Был август четырнадцатого года, когда сербский студент Гаврила Принцип двумя выстрелами из револьвера превратил мир в поле сражения. Смерть австрийского эрцгерцога Франца-Фердинанда и его жены Софии была лишь первой в чреде неудержимых кровавых побоищ: пол-Европы было вовлечено в огромную бойню.
— Тебе это кажется возможным? — задал вопрос Риччо.
— Что именно? — спросил Чезаре, который не любил пустых разговоров.
— Что достаточно двух револьверных выстрелов, чтобы перевернуть весь мир.
— Это зависит от того, кто нажимает на курок и в какой момент.
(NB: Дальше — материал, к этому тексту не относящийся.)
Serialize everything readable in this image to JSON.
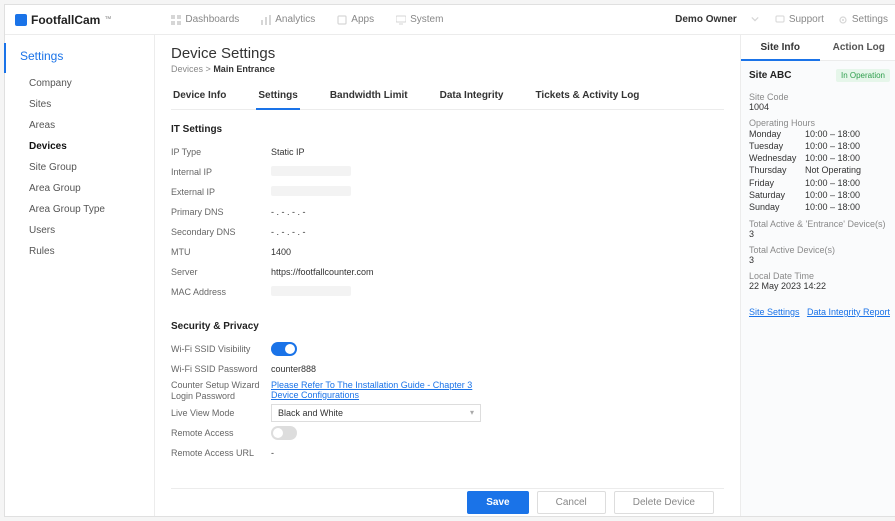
{
  "brand": {
    "name": "FootfallCam",
    "tm": "™"
  },
  "top_tabs": {
    "dashboards": "Dashboards",
    "analytics": "Analytics",
    "apps": "Apps",
    "system": "System"
  },
  "top_right": {
    "owner": "Demo Owner",
    "support": "Support",
    "settings": "Settings"
  },
  "leftnav": {
    "title": "Settings",
    "items": [
      {
        "label": "Company",
        "active": false
      },
      {
        "label": "Sites",
        "active": false
      },
      {
        "label": "Areas",
        "active": false
      },
      {
        "label": "Devices",
        "active": true
      },
      {
        "label": "Site Group",
        "active": false
      },
      {
        "label": "Area Group",
        "active": false
      },
      {
        "label": "Area Group Type",
        "active": false
      },
      {
        "label": "Users",
        "active": false
      },
      {
        "label": "Rules",
        "active": false
      }
    ]
  },
  "page": {
    "title": "Device Settings",
    "crumb_parent": "Devices",
    "crumb_sep": ">",
    "crumb_current": "Main Entrance"
  },
  "device_tabs": {
    "info": "Device Info",
    "settings": "Settings",
    "bandwidth": "Bandwidth Limit",
    "integrity": "Data Integrity",
    "tickets": "Tickets & Activity Log"
  },
  "it_settings": {
    "section_title": "IT Settings",
    "ip_type": {
      "label": "IP Type",
      "value": "Static IP"
    },
    "internal_ip": {
      "label": "Internal IP",
      "value": ""
    },
    "external_ip": {
      "label": "External IP",
      "value": ""
    },
    "primary_dns": {
      "label": "Primary DNS",
      "value": "- . - . - . -"
    },
    "secondary_dns": {
      "label": "Secondary DNS",
      "value": "- . - . - . -"
    },
    "mtu": {
      "label": "MTU",
      "value": "1400"
    },
    "server": {
      "label": "Server",
      "value": "https://footfallcounter.com"
    },
    "mac": {
      "label": "MAC Address",
      "value": ""
    }
  },
  "security": {
    "section_title": "Security & Privacy",
    "ssid_visibility": {
      "label": "Wi-Fi SSID Visibility"
    },
    "ssid_password": {
      "label": "Wi-Fi SSID Password",
      "value": "counter888"
    },
    "wizard_pw": {
      "label": "Counter Setup Wizard Login Password",
      "link": "Please Refer To The Installation Guide - Chapter 3 Device Configurations"
    },
    "live_view": {
      "label": "Live View Mode",
      "value": "Black and White"
    },
    "remote_access": {
      "label": "Remote Access"
    },
    "remote_url": {
      "label": "Remote Access URL",
      "value": "-"
    }
  },
  "rightpanel": {
    "tab_info": "Site Info",
    "tab_log": "Action Log",
    "site_name": "Site ABC",
    "badge": "In Operation",
    "code_label": "Site Code",
    "code_value": "1004",
    "hours_label": "Operating Hours",
    "hours": [
      {
        "day": "Monday",
        "range": "10:00 – 18:00"
      },
      {
        "day": "Tuesday",
        "range": "10:00 – 18:00"
      },
      {
        "day": "Wednesday",
        "range": "10:00 – 18:00"
      },
      {
        "day": "Thursday",
        "range": "Not Operating"
      },
      {
        "day": "Friday",
        "range": "10:00 – 18:00"
      },
      {
        "day": "Saturday",
        "range": "10:00 – 18:00"
      },
      {
        "day": "Sunday",
        "range": "10:00 – 18:00"
      }
    ],
    "total_entrance_label": "Total Active  & 'Entrance' Device(s)",
    "total_entrance_value": "3",
    "total_active_label": "Total Active Device(s)",
    "total_active_value": "3",
    "local_dt_label": "Local Date Time",
    "local_dt_value": "22 May 2023  14:22",
    "link_settings": "Site Settings",
    "link_report": "Data Integrity Report"
  },
  "footer": {
    "save": "Save",
    "cancel": "Cancel",
    "delete": "Delete Device"
  }
}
Была прохладная октябрьская ночь, и, сидя на повозке, груженной бочками с вином, парни поеживались в своих легких пиджачках и потирали озябшие руки. Идея заняться винной торговлей, чтобы приумножить свой капитал, полученный после той кражи в палаццо Спада, принадлежала Риччо, но Чезаре, поразмыслив, ее поддержал. Настоящий сын улицы, Риччо только ночевал у деда с бабкой, пропадая целыми днями в остерии, где давно перезнакомился со всеми завсегдатаями и был в курсе всех тайных и явных махинаций.
— Впрочем, нас это не касается, — зевнув, сказал Риччо.
— Это почему же? — возразил Чезаре.
— Потому что Италия заявила о своем нейтралитете, — ответил Риччо с апломбом начитавшегося газет человека.
— Ну да, — хмыкнул Чезаре, — как будто, сказав сегодня «нет», правительство завтра не скажет «да».
Он вспомнил шумные группы интервенционистов, которые что ни день устраивали демонстрации на улицах Милана, их призывы к войне, бешеную агитацию за участие в ней, которую вели многие газеты, и подумал, что войны, пожалуй, не избежать. Их было много, этих размахивающих флагами и выкрикивающих бессмысленные слова фанатиков всякого рода: максималистов, реформистов, социалистов, гарибальдийцев и прочих радикалов, и они, возможно, еще добьются своего.